Verizon’s New Public Cloud Takes Aim at Amazon, Rackspace

By Jeffrey Burt  |  Posted 2013-10-04 Print this article Print

Verizon officials hope to use a combination of greater flexibility, better performance and better price models to differentiate their platform from other cloud offerings.

Greg Miller, an analyst with Canaccord Genuity, believes Verizon is positioning itself to become a “formidable competitor” in the public IaaS space and “that a successful launch of Verizon Cloud will help drive the recovery of enterprise revenue growth in 2014 and possibly pressure competitors in the space.”

“Through in-sourcing a key software component and utilizing less expensive hardware, the company expects to lower costs and become more price-competitive in the public cloud market, a key issue in our view, especially with small and midsize customers,” Miller wrote in an Oct. 4 research note. “With more competitive pricing, we believe Verizon will likely garner more wallet share.”

Verizon’s current cloud reportedly includes hardware from Cisco Systems through its Unified Computing Systems, server blades from Hewlett-Packard and virtualization technology from VMware. However, details about the hardware infrastructure for the Verizon Cloud offering were scarce.

Verizon Cloud comprises two components: Verizon Cloud Compute—the IaaS platform—and Verizon Cloud Storage, an object-based storage service. Verizon Cloud Compute is all about speed and performance, with the ability to create virtual machines in a matter of seconds, and users building what they need and paying for what they use. Customers can set performance levels for virtual machines and networks, configure storage performance and attach storage to multiple virtual machines, a level of control that other cloud services don’t offer, officials said.

The IaaS platform can handle not only enterprise demands, but also those from midsize and smaller companies, or even individual IT departments and software developers.

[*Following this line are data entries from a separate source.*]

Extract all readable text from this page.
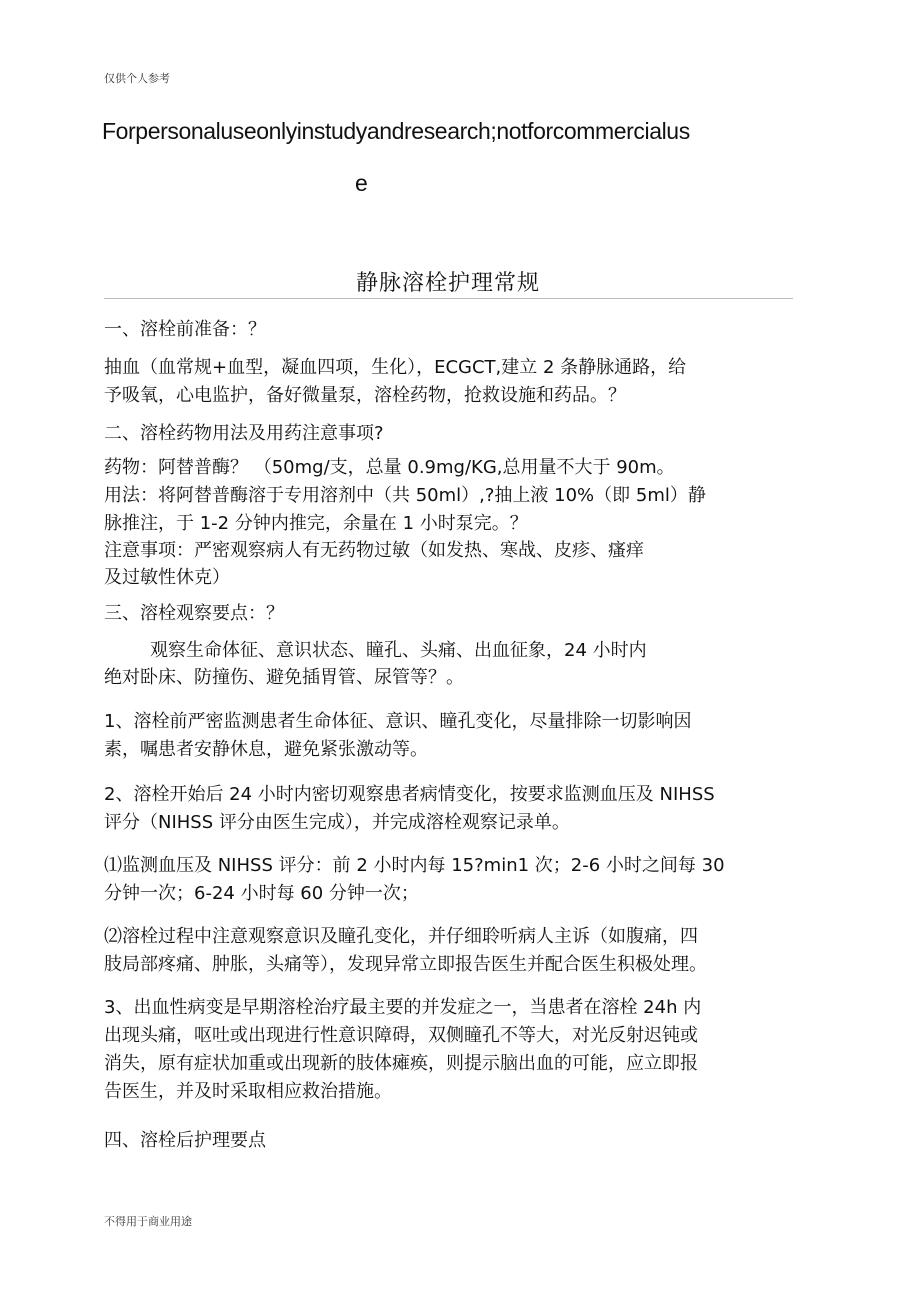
仅供个人参考
Forpersonaluseonlyinstudyandresearch;notforcommercialus
e
静脉溶栓护理常规
一、溶栓前准备：？
抽血（血常规+血型，凝血四项，生化），ECGCT,建立 2 条静脉通路，给
予吸氧，心电监护，备好微量泵，溶栓药物，抢救设施和药品。？
二、溶栓药物用法及用药注意事项?
药物：阿替普酶？ （50mg/支，总量 0.9mg/KG,总用量不大于 90m。
用法：将阿替普酶溶于专用溶剂中（共 50ml）,?抽上液 10%（即 5ml）静
脉推注，于 1-2 分钟内推完，余量在 1 小时泵完。？
注意事项：严密观察病人有无药物过敏（如发热、寒战、皮疹、瘙痒
及过敏性休克）
三、溶栓观察要点：？
观察生命体征、意识状态、瞳孔、头痛、出血征象，24 小时内
绝对卧床、防撞伤、避免插胃管、尿管等？。
1、溶栓前严密监测患者生命体征、意识、瞳孔变化，尽量排除一切影响因
素，嘱患者安静休息，避免紧张激动等。
2、溶栓开始后 24 小时内密切观察患者病情变化，按要求监测血压及 NIHSS
评分（NIHSS 评分由医生完成），并完成溶栓观察记录单。
⑴监测血压及 NIHSS 评分：前 2 小时内每 15?min1 次；2-6 小时之间每 30
分钟一次；6-24 小时每 60 分钟一次；
⑵溶栓过程中注意观察意识及瞳孔变化，并仔细聆听病人主诉（如腹痛，四
肢局部疼痛、肿胀，头痛等），发现异常立即报告医生并配合医生积极处理。
3、出血性病变是早期溶栓治疗最主要的并发症之一，当患者在溶栓 24h 内
出现头痛，呕吐或出现进行性意识障碍，双侧瞳孔不等大，对光反射迟钝或
消失，原有症状加重或出现新的肢体瘫痪，则提示脑出血的可能，应立即报
告医生，并及时采取相应救治措施。
四、溶栓后护理要点
不得用于商业用途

Verizon Cloud Storage is a multitenant platform that enables storage accessibility from anywhere on the Web, and reduces latency issues that Verizon officials said hampered traditional storage solutions.

Canaccord Genuity analyst Miller said the flexibility inherent in the Verizon Cloud will be an advantage for the company.

“As the new Verizon Cloud service would allow convenient online provisioning and deployment of virtual machines, network and storage configurations … the new, more flexible offerings will attract more small and midsized enterprises, further expanding its potential addressable market in the rapidly growing public cloud sector,” he wrote.